How to run a fair trial before you pay
Most of these products offer trials or entry tiers, and most trials get wasted, because people evaluate the interface instead of the data. A fair trial works like this:
- Write your prompt set before you sign up. Ten to twenty questions a real buyer would type, drawn from your own money queries, not the tool's suggested library. If you configure the tool with its defaults, you are testing its marketing, not your visibility.
- Run your manual audit the same week. Now you have two readings of the same terrain. Where the tool and your own eyes disagree, investigate; that gap tells you what the dashboard flattens.
- Let it run a full month before judging. Single-day snapshots of a churning system are noise. You are buying trend detection, so evaluate the trend view, the alerting, and whether week-over-week movement is legible.
- Check data portability. Can you export raw answers and mention logs? This category is young, products get acquired and repriced, and your historical baseline should survive any vendor decision. If the data cannot leave, weigh that in.
- Price it against the alternative. The alternative is one hour of your time per month. A tool earns its subscription when it either saves meaningfully more than that hour or catches movement between your manual rounds that you acted on. If after a month it has done neither, cancel without guilt.

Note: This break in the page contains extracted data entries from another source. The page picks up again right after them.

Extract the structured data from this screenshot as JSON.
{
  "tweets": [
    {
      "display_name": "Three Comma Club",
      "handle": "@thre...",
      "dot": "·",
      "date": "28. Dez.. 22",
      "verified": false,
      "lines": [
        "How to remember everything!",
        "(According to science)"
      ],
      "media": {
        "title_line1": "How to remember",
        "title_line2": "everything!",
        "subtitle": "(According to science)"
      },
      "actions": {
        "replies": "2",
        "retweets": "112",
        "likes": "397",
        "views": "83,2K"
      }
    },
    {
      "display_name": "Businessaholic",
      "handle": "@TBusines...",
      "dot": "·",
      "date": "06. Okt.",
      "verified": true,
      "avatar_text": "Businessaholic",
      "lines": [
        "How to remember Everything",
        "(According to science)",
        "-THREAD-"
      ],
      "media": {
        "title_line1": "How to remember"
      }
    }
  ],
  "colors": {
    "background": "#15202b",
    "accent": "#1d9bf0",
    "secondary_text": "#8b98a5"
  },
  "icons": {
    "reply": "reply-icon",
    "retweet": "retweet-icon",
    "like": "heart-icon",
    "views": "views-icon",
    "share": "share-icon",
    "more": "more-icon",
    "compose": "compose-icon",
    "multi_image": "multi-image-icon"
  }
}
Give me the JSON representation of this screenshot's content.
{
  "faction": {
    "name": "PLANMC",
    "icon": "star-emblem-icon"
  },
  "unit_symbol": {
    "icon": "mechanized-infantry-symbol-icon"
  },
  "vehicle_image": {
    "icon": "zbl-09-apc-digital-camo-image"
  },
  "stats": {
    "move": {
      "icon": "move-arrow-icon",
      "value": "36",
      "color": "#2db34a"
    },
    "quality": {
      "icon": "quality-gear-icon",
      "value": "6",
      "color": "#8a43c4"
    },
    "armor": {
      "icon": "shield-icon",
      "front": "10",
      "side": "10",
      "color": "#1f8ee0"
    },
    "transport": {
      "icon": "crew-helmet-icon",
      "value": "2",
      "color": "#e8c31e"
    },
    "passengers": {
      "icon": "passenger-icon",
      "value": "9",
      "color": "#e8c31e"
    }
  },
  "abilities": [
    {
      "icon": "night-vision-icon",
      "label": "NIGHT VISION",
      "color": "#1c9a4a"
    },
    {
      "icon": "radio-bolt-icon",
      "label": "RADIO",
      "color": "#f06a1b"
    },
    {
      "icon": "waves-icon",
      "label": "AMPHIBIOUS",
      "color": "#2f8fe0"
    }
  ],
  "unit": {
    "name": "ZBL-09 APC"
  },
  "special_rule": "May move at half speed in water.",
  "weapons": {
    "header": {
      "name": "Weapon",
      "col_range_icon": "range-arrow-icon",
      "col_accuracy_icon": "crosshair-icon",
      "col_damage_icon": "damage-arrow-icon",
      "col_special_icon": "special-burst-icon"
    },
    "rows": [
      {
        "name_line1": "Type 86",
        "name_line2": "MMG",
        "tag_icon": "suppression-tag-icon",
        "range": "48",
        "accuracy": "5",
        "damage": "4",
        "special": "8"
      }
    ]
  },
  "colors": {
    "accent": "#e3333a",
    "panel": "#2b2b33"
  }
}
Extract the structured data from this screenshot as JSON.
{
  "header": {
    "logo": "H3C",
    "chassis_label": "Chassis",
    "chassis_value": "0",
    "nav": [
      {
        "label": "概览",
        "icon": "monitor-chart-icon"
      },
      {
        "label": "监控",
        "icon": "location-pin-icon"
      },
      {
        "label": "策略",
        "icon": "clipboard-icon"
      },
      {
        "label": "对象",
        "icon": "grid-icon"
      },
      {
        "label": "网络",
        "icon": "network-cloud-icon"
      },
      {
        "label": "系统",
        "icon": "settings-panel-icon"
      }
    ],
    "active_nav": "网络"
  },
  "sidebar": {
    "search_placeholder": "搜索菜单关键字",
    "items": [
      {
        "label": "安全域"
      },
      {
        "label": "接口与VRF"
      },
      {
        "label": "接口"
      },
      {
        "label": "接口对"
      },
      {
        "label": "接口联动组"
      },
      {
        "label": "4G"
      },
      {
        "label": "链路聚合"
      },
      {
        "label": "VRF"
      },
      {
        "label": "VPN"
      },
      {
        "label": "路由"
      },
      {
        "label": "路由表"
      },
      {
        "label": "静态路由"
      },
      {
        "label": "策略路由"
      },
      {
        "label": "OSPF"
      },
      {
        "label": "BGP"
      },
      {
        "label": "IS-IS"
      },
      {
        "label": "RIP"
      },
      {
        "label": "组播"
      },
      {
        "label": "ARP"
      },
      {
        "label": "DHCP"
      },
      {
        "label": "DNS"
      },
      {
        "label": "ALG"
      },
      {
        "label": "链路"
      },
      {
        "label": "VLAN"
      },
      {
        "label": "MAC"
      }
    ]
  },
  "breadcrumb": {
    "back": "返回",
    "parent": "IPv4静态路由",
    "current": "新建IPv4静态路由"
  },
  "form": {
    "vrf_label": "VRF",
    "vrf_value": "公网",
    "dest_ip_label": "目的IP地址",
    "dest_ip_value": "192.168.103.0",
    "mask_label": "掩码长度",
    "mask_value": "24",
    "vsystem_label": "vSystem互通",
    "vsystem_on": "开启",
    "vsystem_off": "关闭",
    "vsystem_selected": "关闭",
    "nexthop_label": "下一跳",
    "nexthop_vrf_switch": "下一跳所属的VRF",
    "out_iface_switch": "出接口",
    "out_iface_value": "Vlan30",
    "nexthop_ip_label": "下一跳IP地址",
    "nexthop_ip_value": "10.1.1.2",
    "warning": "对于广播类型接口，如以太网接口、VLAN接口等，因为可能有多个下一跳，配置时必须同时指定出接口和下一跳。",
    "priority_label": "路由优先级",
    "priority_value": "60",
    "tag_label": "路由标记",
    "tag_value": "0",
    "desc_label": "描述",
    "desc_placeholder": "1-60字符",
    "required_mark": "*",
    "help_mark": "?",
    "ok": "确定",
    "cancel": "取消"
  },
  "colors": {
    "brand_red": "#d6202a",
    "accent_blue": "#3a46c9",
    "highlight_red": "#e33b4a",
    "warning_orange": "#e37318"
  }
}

Do not confuse measurement with progress
The failure mode this category enables is watching a number instead of moving it. A tool tells you the engine named someone else; it does not build the identity layer, the citable knowledge base or the third-party proof that changes the outcome. Instrument first, yes. Then do the work the instruments point at. If you would rather have both the measurement and the mechanism handled, that is exactly the shape of our services.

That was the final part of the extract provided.